Le libéral et l'autoritaire en étant venus aux mains, ce dernier l'emporta. Pendant près de

quinze ans, la France fut gouvernée conformément à son génie, et le Français, calme, travailleur, économe, heureux de l'autorité du chef qu'il s'était donné et de la grandeur de son rôle dans le monde, fut délivré pour un court espace de temps de la tyrannie de son député. Alors, le paysan ne craignait pas celui qu'on appelait autrefois le seigneur, l'ouvrier ne redoutait pas son patron; et à leur tour le patron comme le seigneur vivaient tranquilles, parce que le chef commun des Français serait sorti des limites de son mandat en favorisant une classe au détriment d'une autre l'empereur força chacun à supporter son voisin; lui seul, non à cause de son esprit qui était grand, non à cause de son cœur, qui était plus grand encore, mais à raison même de la Constitution politique dont il était le chef, lui seul pouvait tenir la balance égale entre les intérêts contraires; il put être socialiste, sans inquiéter la richesse; rendre à ce qui nous reste de noblesse, aux porteurs de titres anciens et nouveaux, une considération et un respect dont ils étaient privés depuis de bien longues années, et enfin permettre à la classe moyenne, providentiellement découronnée, de s'enrichir dans de telles proportions qu'elles n'eût plus qu'un souhait à

former, celui de reconquérir sa couronne. Elle y travailla et y parvint.

PARIS

Notre capitale, qui est la forteresse politique dont la bourgeoisie cherche toujours à s'emparer pour maîtriser la France, est merveilleusement disposée, entre toutes les capitales du monde, pour jouer ce rôle souverain.

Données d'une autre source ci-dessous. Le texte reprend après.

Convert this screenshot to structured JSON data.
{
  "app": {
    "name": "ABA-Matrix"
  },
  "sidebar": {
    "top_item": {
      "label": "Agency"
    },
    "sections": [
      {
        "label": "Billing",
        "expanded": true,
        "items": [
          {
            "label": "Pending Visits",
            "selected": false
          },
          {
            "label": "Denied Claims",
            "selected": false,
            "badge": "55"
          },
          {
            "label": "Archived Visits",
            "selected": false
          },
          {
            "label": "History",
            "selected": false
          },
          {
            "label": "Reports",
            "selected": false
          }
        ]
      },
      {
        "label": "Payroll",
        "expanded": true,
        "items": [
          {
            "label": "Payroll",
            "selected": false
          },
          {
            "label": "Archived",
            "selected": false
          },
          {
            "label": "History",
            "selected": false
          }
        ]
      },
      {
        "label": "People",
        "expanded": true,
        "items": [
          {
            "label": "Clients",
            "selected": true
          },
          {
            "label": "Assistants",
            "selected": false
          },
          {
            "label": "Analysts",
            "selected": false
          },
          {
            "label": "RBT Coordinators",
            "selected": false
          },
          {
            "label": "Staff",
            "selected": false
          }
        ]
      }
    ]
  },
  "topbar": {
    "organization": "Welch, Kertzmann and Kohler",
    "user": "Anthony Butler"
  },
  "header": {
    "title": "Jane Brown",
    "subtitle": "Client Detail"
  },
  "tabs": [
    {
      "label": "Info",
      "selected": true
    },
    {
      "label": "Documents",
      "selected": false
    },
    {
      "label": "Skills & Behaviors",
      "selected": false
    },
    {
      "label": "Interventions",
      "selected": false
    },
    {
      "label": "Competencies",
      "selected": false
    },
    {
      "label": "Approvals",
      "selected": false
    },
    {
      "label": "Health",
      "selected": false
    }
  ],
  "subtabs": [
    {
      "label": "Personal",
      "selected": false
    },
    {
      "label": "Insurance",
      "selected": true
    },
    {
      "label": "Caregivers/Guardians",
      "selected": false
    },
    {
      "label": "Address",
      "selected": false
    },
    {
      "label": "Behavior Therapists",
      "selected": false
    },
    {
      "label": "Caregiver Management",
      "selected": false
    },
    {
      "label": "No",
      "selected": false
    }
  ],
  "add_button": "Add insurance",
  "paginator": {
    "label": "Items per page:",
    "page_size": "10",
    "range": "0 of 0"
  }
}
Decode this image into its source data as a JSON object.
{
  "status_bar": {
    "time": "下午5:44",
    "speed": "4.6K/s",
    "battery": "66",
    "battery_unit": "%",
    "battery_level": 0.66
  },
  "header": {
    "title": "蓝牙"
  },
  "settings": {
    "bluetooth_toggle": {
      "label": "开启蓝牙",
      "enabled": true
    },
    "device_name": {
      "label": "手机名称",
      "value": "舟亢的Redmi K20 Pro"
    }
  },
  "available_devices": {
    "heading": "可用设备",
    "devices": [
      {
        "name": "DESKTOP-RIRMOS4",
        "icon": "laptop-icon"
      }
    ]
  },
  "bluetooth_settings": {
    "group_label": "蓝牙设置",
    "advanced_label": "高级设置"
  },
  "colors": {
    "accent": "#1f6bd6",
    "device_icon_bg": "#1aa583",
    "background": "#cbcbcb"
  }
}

D'un côté, notre centralisation accumule sur ce petit coin de terre tous les ressorts de la machine politique, et rend inévitable le désir de mettre la main dessus; de l'autre, les habitants de cette grande ville ont un caractère particulier qui les livre sans défense à toutes les révolutions; ils sont aimables, obligeants, charitables mais légers; instruits de toutes choses. hormis de la politique, on les a toujours vus capables de se dévouer périodiquement et avec un incontestable courage à la défense des principes les plus opposés; ils ont, suivant les temps, des trésors de tendresse ou de haine aussi bien pour la république que pour l'empire. C'est à Paris que Charles X, rentrant dans son pays, a trouvé le plus d'enthousiasme ; c'est

de là aussi que sont partis les coups de fusil dirigés contre son palais; les Parisiens avaient, sans doute, mal rejoint les pavés déchaussés en 1830, afin de les trouver plus faciles à manoeuvrer de nouveau en 1848.

La grande ville, si funeste à tous nos gouvernements, est cependant la plus choyée par les étrangers, et ce n'est que justice, car il y règne plus que partout ailleurs un veritable souffle libéral, et ici nous employons le mot dans son vrai sens. Il n'y a, en effet, aucune exagération à prétendre que c'est peutêtre le seul endroit du monde où la fortune soit obligée de céder le pas aux talents, et l'indulgence sous ce rapport est poussée si loin que la naissance et la richesse ne sont pas toujours assurées d'y trouver la part d'influence qu'un état social bien réglé doit leur reconnaître ; un écrivain, un artiste, un orateur de quelque renommée accapareront tous les regards, et les femmes jouent dans ce concert d'admirations une partie fort importante. C'est le paradis des gens de toutes conditions et de toutes origines qui courent après la popularité et l'ont conquise; le dieu du jour, ce n'est pas le laborieux, c'est le tapageur; le maître qui s'impose, c'est l'homme en vue; cette collection de brillantes

surfaces et de légèretés à la mode ne laissent guère espérer que, sous leur domination toujours acceptée, un gouvernement sérieux pourra vivre longtemps entouré du respect qu'il mérite et qui lui est nécessaire.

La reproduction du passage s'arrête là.